Nasib Kepo yang Ambyar
Herry Mardianto
Alkisah negeri Gaul yang semula aman tenteram gemah ripah loh jinawi, tiba-tiba mawut. Beberapa warganya, tanpa alasan jelas, digaruk petugas, dimasukkan ke penjara KBBI di bilangan Rawamangun.
Ambyar yang sudah dua tahun bercerai dengan isterinya, berusaha melawan petugas yang membawanya. Tanpa basa-basi ia didorong paksa masuk ke balik terali besi. Ambyar terperangah. Di kerangkeng besi sudah ada beberapa orang yang ia kenal dengan baik.
"Edan, bagaimana mungkin kalian bisa di sini?"
Ambyar mengitarkan pandangannya. Ada Cie, Kepo, Julid, dan Saltik.

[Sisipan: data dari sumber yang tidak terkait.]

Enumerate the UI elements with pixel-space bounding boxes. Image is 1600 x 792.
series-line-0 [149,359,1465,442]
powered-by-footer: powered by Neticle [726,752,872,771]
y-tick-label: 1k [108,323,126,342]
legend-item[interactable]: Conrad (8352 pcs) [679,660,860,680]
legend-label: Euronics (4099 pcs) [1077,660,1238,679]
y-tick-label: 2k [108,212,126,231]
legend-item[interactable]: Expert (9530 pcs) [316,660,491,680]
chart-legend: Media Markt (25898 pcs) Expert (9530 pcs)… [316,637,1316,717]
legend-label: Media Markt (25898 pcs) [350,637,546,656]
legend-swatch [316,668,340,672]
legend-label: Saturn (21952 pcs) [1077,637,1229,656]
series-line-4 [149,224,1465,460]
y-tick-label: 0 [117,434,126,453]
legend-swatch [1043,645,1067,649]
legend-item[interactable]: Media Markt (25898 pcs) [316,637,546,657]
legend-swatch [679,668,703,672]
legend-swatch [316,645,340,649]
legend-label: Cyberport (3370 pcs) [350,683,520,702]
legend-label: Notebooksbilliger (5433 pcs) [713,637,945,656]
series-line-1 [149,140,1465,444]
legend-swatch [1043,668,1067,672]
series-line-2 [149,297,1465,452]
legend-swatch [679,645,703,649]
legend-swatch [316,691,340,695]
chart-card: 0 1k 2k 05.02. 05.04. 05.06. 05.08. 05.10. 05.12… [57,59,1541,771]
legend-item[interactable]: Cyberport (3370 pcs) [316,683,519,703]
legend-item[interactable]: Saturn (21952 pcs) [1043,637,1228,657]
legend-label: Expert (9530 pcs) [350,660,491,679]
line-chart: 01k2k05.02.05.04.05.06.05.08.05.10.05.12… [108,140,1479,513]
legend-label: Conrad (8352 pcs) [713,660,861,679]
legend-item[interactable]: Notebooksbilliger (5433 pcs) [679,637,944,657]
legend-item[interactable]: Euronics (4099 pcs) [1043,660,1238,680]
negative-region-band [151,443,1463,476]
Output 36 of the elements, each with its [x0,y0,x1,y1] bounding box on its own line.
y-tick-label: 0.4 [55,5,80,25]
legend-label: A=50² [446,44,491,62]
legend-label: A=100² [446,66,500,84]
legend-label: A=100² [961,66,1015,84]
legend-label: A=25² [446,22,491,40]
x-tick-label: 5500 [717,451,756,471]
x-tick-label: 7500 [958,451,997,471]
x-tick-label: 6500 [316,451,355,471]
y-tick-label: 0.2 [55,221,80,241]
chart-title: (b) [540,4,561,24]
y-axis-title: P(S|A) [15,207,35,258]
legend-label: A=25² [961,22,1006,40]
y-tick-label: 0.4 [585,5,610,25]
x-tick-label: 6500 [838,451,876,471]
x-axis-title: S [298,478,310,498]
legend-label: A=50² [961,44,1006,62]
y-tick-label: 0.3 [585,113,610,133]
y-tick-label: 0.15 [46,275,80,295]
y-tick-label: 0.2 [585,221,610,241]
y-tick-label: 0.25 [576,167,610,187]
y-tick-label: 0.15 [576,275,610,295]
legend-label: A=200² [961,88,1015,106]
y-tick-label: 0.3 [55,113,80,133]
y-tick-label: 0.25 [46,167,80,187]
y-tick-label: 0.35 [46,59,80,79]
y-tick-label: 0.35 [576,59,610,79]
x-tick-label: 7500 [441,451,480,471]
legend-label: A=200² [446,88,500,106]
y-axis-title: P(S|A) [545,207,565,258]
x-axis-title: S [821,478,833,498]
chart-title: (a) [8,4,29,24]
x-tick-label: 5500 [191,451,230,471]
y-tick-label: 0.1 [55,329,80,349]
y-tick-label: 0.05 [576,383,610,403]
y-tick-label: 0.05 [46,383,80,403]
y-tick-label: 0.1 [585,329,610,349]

"Ini pasti hasil rekayasa Roseforp, Ijakngep, atau Itilenep Nungamawar. Mereka bersekongkol menyingkirkan kita dari dunia hingar bingar arek ngalam, jape methe, nyokap bokap," jelas Kepo.
"Ini tak bisa dibiarkan. Kita dilecehkan. Kita akan kehilangan eksistensi di kalangan anak muda."
"Hanya dengan satu kata kita harus bergerak, lawan!" sambung Julid menirukan kata-kata seorang penyair, entah siapa.
Ambyar tak habis pikir, mengapa ia dan kenalan baiknya harus disejajarkan dengan lema-lema eksklusif maha benar. Bukankah dengan memasukan mereka ke KBBI berarti mereka menjadi tak punya harga diri, akan jadul dalam rentangan waktu? Apakah guru bahasa Indonesia juga mampu memahami bahwa Cie, Kepo, Julid, Saltik, Bokap, Nyokap, Alay, Lebay, Bokek, Doi, Gebetan, Kece, Kicep, Pulkam, Pansos, Meme, Maksi, Gebetan, Mager menjadi sosok pahlawan terpenjara yang boleh dihadirkan dalam ranah formal? Jangan-jangan para guru tetap tak paham dan geleng-geleng kepala serta merasa gamang saat ingin menghadirkan mereka dalam tulisan ilmiah.
Ambyar akhirnya hanya pasrah, ia sadar tak mungkin bisa mengubah nasib, melawan kekuatan maha dahsyat di arus atas. Terbayang sosok Roseforp, Ijakngep, dan Itilenep Nungamawar tertawa penuh kemenangan sambil mengepalkan tinju ke udara.
Sementara di Jaksel, gadis cantik bernama Mawar terisak kehilangan Ambyar, Kepo, Cie, teman karibnya selama ini. Ia mager di balkon atas, lodse sendirian sesekali terdengar ucapannya rancau: dagadu, dagadu....poya haha!